Eagle Feather News Interview - Burning in this Midnight Dream
Reviewed by: Andréa Ledding
Louise Halfe's fourth book tackles tough subject
Louise Halfe is getting ready to launch her fourth poetry book, Burning In This Midnight Dream, which explores residential school memories and healing from trauma.
“My first book (Bear Bones and Feathers) ties in with Burning In This Midnight Dreambecause it's about the after-effects of residential school,” said Louise in a phone interview. “It's about explaining the behaviour and why people behave the way they do because of residential school: but also accepting the responsibility of oneself after the effects, after the fact, and that's the difficult part of recovery.”
This fourth book was extremely hard to write, heart-wrenching because it was a lot of soul-digging.
“I've been working on it since the last book was published in 2007; it's been a long journey. It talks about lateral and horizontal violence, what people do to each other and what people do to themselves, and the recovery process as well, towards healing.”
She relied on ceremony, the sweat lodge, and talking to supportive people or getting professional help when needed, including past psychotherapy sessions. There she received non-confrontational and non-judgmental listening, the same tools needed to be good listeners or good readers, she notes.
“We have to validate the darkness within each other in order to try and move ahead. By listening to another person’s story we're validating their existence, their hurt and their pain,” noted Louise. “Readers need to know what is being triggered, and examine what is being triggered, and if they find some good, to use that goodness to heal.”
Did she ever think poetry would open the doors it has for her, as a former provincial Poet Laureate? She replied that in her youth, she never thought she’d step off the reserve.
“My big dream was to leave the reservation, but I didn’t realize, it would be more than one way I would do so,” she said, adding that her world became huge. “I've gone to U.K., England, Wales, Scotland, the Hebrides, and Italy three times, Australia three times, Malaysia, China, Africa, Germany — these are places people dream about. I’ve been very fortunate as a writer to be invited to all these places.”

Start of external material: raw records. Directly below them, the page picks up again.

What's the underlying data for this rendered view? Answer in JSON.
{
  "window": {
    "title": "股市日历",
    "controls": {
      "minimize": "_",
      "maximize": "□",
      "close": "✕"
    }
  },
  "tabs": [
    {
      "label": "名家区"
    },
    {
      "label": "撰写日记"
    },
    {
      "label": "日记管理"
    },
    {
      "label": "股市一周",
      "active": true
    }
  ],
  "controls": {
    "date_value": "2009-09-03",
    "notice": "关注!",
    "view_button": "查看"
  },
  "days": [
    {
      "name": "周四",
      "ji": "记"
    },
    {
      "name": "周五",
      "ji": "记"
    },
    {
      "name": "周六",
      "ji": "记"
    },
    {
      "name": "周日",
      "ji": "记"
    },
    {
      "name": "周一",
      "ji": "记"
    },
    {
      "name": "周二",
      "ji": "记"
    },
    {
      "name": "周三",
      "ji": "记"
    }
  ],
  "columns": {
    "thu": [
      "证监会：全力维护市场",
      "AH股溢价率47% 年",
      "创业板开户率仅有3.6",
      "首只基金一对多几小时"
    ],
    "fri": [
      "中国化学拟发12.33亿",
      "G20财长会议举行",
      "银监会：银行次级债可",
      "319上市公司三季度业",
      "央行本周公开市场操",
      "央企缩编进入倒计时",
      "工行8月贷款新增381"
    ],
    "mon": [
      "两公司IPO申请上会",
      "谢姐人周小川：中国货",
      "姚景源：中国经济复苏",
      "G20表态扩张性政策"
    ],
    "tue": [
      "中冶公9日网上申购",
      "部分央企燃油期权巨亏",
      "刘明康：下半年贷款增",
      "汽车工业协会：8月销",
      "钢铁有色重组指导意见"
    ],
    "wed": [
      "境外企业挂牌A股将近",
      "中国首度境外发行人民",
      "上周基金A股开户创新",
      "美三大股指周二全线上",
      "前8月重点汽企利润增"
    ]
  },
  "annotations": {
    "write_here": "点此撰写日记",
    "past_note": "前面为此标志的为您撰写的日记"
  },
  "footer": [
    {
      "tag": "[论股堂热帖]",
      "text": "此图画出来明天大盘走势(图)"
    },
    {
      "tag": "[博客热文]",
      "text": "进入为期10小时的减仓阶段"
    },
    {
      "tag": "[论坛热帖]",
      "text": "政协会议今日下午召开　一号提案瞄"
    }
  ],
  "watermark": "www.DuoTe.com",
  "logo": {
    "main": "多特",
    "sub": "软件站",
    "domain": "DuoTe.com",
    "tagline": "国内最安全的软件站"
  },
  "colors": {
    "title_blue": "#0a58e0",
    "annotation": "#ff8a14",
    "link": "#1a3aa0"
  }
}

This has taught her to always be open to other peoples’ teachings, always examining what is speaking to her or triggering her in other people’s stories so that she can work at repairing her own life. She’s worked through a lot to write difficult material.
“I think it's really important if people find they're being triggered by texts that they find someone to talk to, to look at their own issues arising from the text,” she added, saying after-care is essential. “It's like going to a movie that's triggered you left, right, and centre, what do you do with that information? If you go to a theatre and you've been triggered by the content there, what do you do with that info from that dramatic piece? It's like any other art form; I'm responsible for myself so I must look after my self-care.”
Good work triggers people in their unresolved issues in all kinds of ways, she noted.
“Even beautiful art will provoke some sort of reaction, even if it brings you to tears because it's so beautiful. Good art does that to you, it triggers you in some form or another and it doesn't have to be in a negative way. I've cried with beautiful sunsets, the magnitude of God's power is so incredible that I just cry.”
Her gift of having Cree as her first language is something she falls back on all the time, especially when struggling to articulate something in English that sounds too telling.
“There's a lot of metaphor in Cree language, one word can mean many things,” she said, adding that for those who don’t have their language, perseverance and humility can help them grow in it, something she’s practiced in using English all her life. She urges those interested in writing or poetry to critically read and write all they can. Patrick Lane is one example for her who has written many intimate poems from his life, inspirationally giving her permission to bravely do the same.
“And know that I'm not alone in my past craziness, that I'm not the same person I was thirty years ago. That people need to update and not judge that person by their past,” she noted. “When I listen to Elders talk in the past, they talk about their lives as a teaching method so that the younger generation don't make those same mistakes. They use themselves as examples. So poetry is a form of that, in a way.”